This contradicts itself. The while loop goes until BOTH are empty. I tried this without the concat because it seems like it should be useless if the condition is that BOTH left and right are empty. seems like it should be || (or).
In this case the “and” operator && is doing exactly what you suggest it should. The code inside a while loop repeats as long as the condition evaluates to truthy. If either array has a length that isn’t greater than zero, the condition evaluates to falsy, and control is passed to whatever comes after the loop. Were you to change it to ||, then the loop would continue to iterate until both arrays are empty.
After finishing the exercise below and passing it, the output of the code was: [ 2, 3, 5, 4, 90, 7 ].
I thought the ‘90’ was suppose to be the last element in the list since it is the greatest number. So am I missing something or is there something else?
I guess you could do the merge using || instead of &&
so that you’d have while (leftArray.length > 0 || rightArray.length > 0) {
but you’d have to do something to deal with the case of either of the lengths being 0,
so that all the elements of are added to sortedArray even if one of the arrays is empty.
If you’d do that, then you wouldn’t need the .concat at the end.

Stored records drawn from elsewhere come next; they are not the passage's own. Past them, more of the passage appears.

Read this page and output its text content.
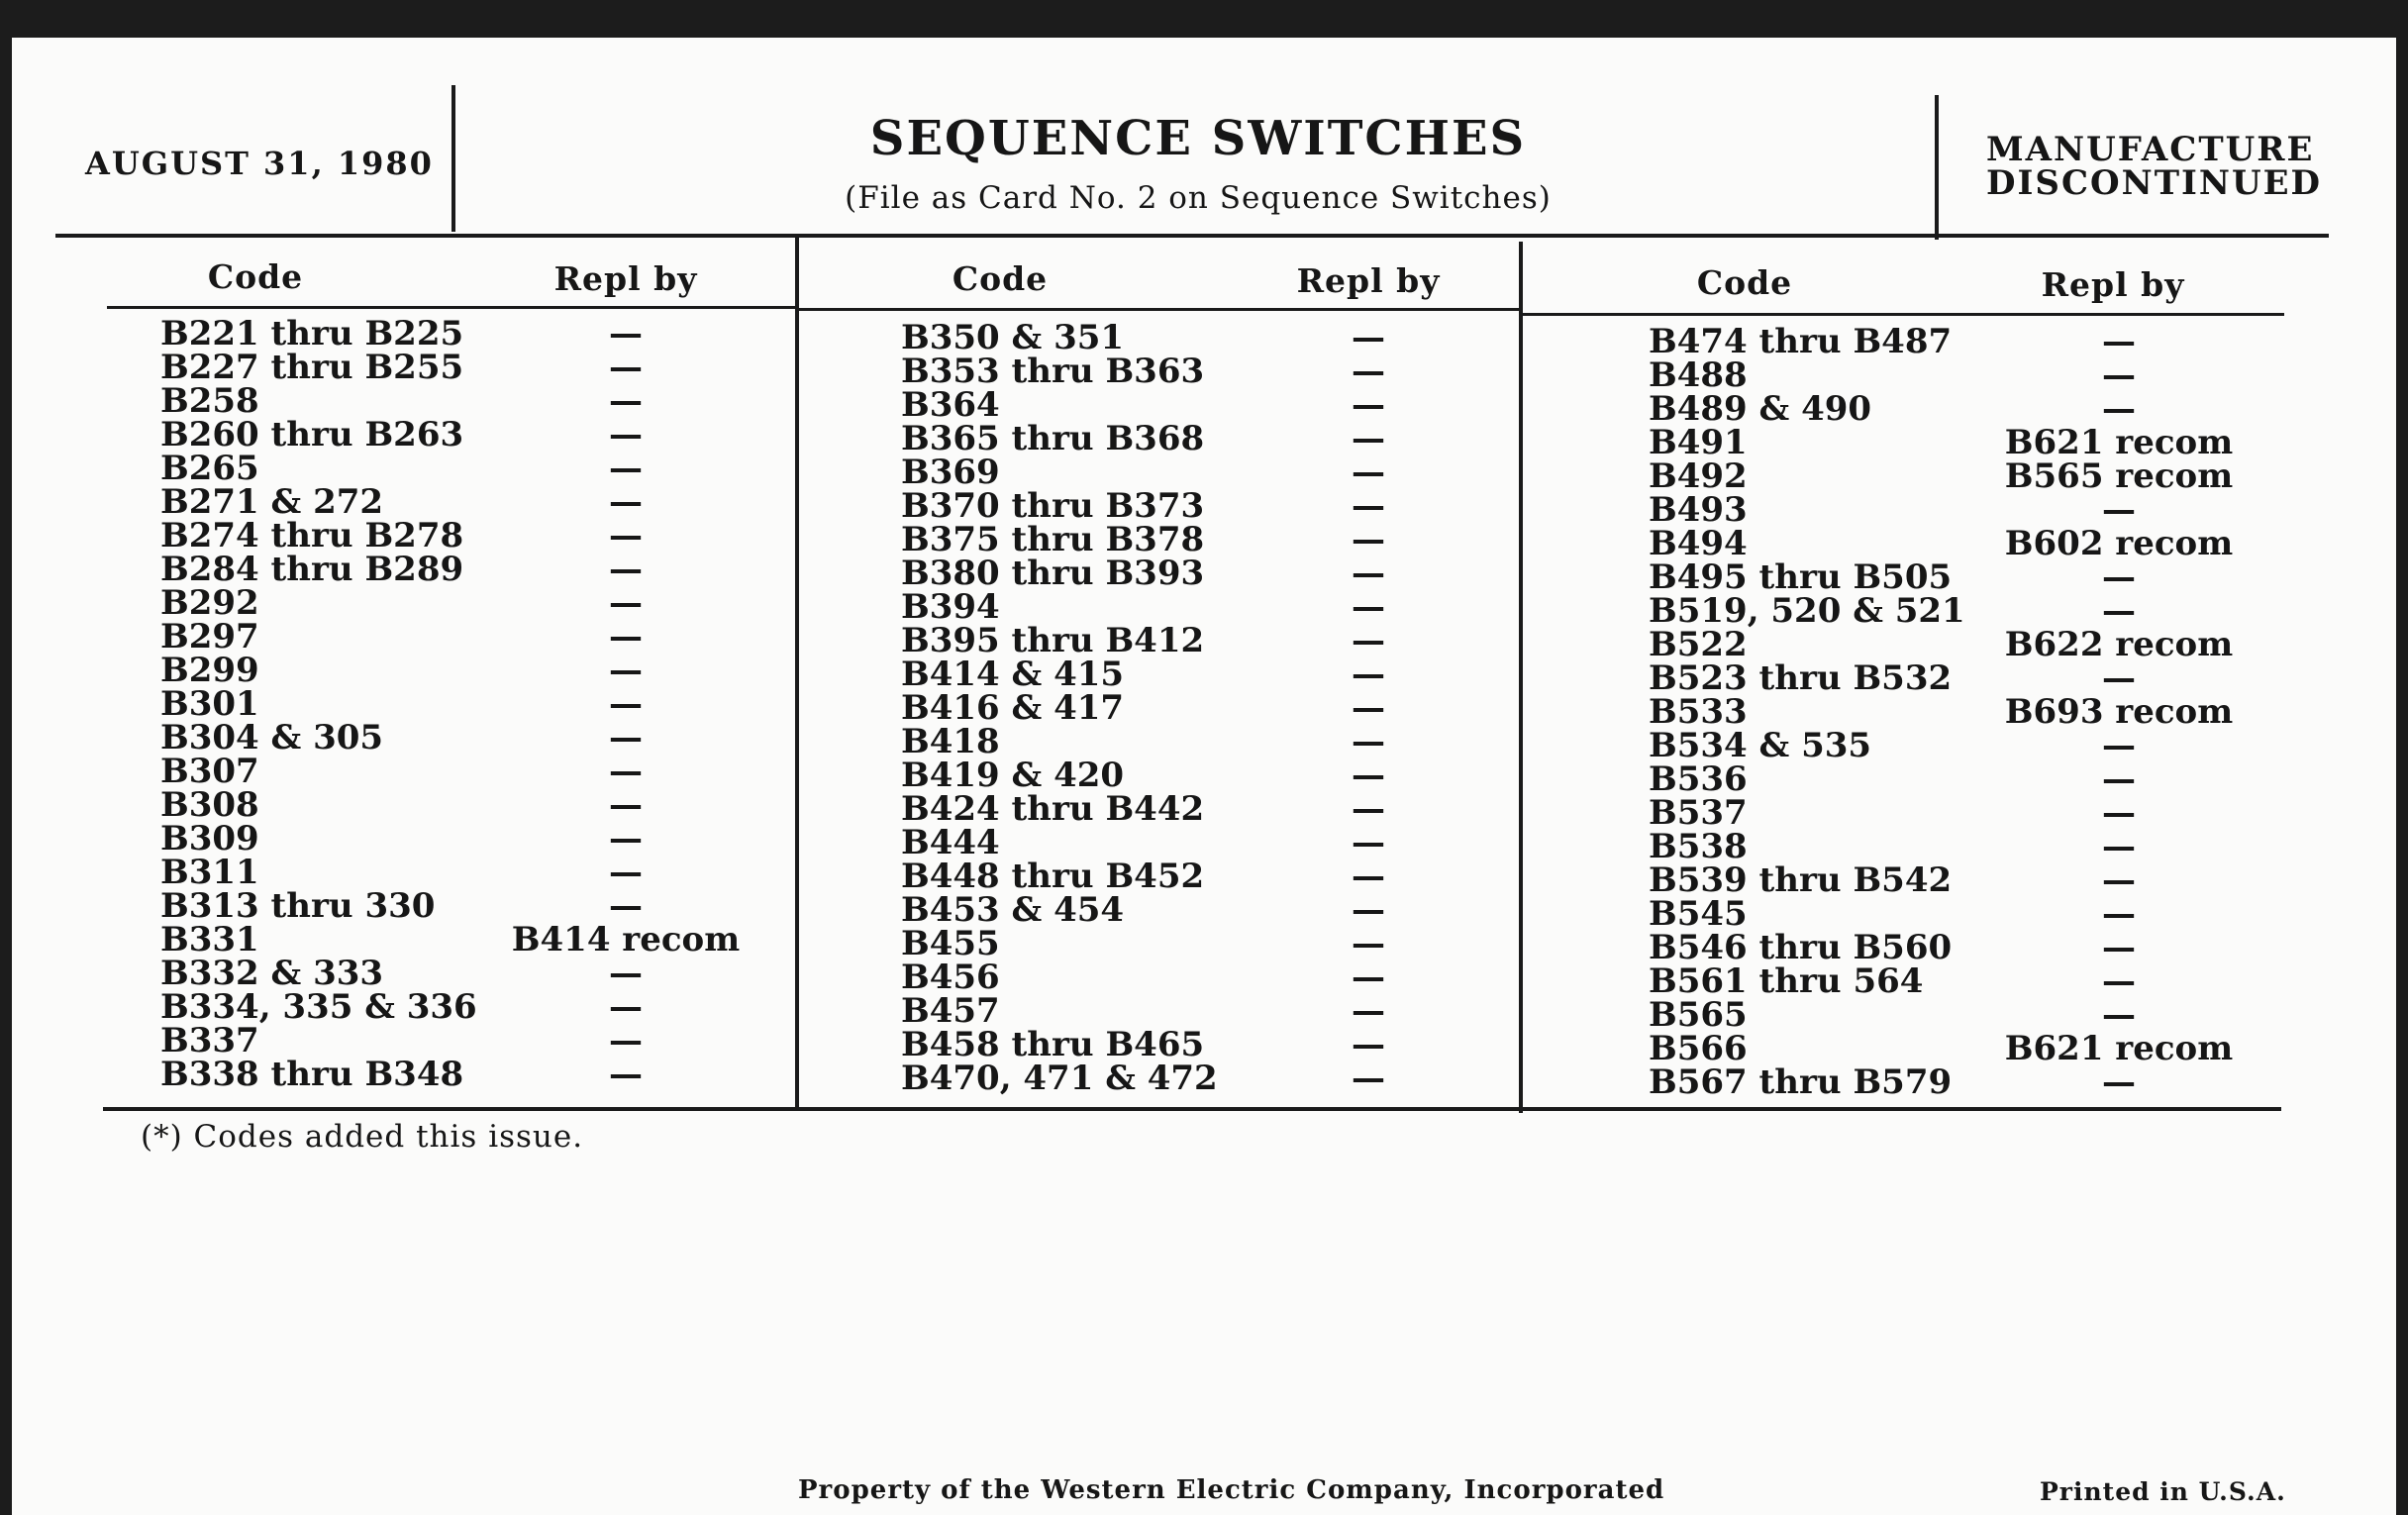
AUGUST 31, 1980	SEQUENCE SWITCHES
(File as Card No. 2 on Sequence Switches)
MANUFACTURE
DISCONTINUED
Code	Repl by	Code	Repl by	Code	Repl by
B221 thru B225	—
B227 thru B255	—
B258	—
B260 thru B263	—
B265	—
B271 & 272	—
B274 thru B278	—
B284 thru B289	—
B292	—
B297	—
B299	—
B301	—
B304 & 305	—
B307	—
B308	—
B309	—
B311	—
B313 thru 330	—
B331	B414 recom
B332 & 333	—
B334, 335 & 336	—
B337	—
B338 thru B348	—
B350 & 351	—
B353 thru B363	—
B364	—
B365 thru B368	—
B369	—
B370 thru B373	—
B375 thru B378	—
B380 thru B393	—
B394	—
B395 thru B412	—
B414 & 415	—
B416 & 417	—
B418	—
B419 & 420	—
B424 thru B442	—
B444	—
B448 thru B452	—
B453 & 454	—
B455	—
B456	—
B457	—
B458 thru B465	—
B470, 471 & 472	—
B474 thru B487	—
B488	—
B489 & 490	—
B491	B621 recom
B492	B565 recom
B493	—
B494	B602 recom
B495 thru B505	—
B519, 520 & 521	—
B522	B622 recom
B523 thru B532	—
B533	B693 recom
B534 & 535	—
B536	—
B537	—
B538	—
B539 thru B542	—
B545	—
B546 thru B560	—
B561 thru 564	—
B565	—
B566	B621 recom
B567 thru B579	—
(*) Codes added this issue.
Property of the Western Electric Company, Incorporated	Printed in U.S.A.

const merge = (leftArray, rightArray) => {
const sortedArray = [];
while (leftArray.length != 0 || rightArray.length != 0) {
if (leftArray.length == 0) {
sortedArray.push(rightArray.shift()); // .shift() removes element at [0] and returns it
}
else if (rightArray.length == 0 || leftArray[0] < rightArray[0]) {
sortedArray.push(leftArray.shift()); // .shift() returns element at [0] after removing it
}
else {
sortedArray.push(rightArray.shift()); // .shift() returns element at [0] after removing it
}
}
return sortedArray;
}